At the top of the 4th class ramp, stay right until you are close to a steep drop off. You'll see a headwall above and large block with a clean crack splitting it. You will aim for the crack to start the route.

P1. Climb up the ramp up to the large, obvious crack splitting a block. This crack begins with a #1 Camalot and opens up to at #3 Camalot. Climb above the crack, and run out some easy climbing on a small ridge. Place protection when you can, and find a nice belay ledge about 30 meters above the belay (5.9).

P2. Scramble up to a left-facing dihedral. A crack goes up the length of the dihedral that takes #2 Camalots. Follow the ridge to the summit after climbing the dihedral.

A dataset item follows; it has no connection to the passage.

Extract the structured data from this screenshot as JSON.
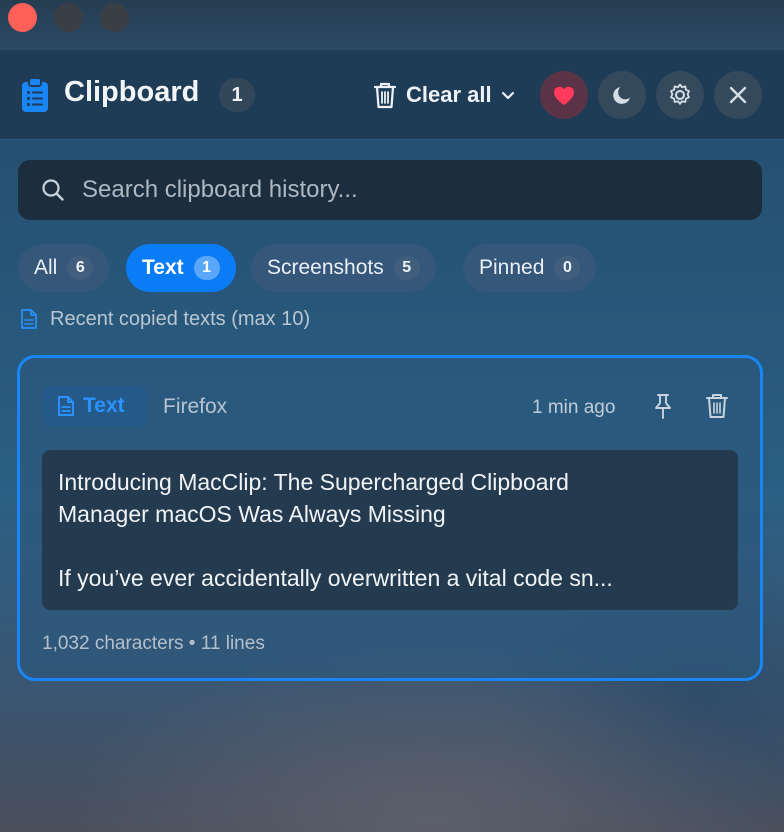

Descend via 3rd class to ridge to talus field on climber's left.

Location Suggest change

This route goes to the right of the Southeast Ridge (5.5) route. Approach from the south in the valley west of Odessa Lake. Cross Fern Creek, and head up the slope from a small pond towards an open talus field. Stay to the right while scrambling up the talus field, and go towards a long, forested ramp. You'll be above the trees. Scramble up some easy 3-4th class terrain, and trend right until the ramp becomes nearly vertical and there is a steep drop off to your right. The route begins here.

Protection Suggest change

Standard alpine rack up to #3 Camalot.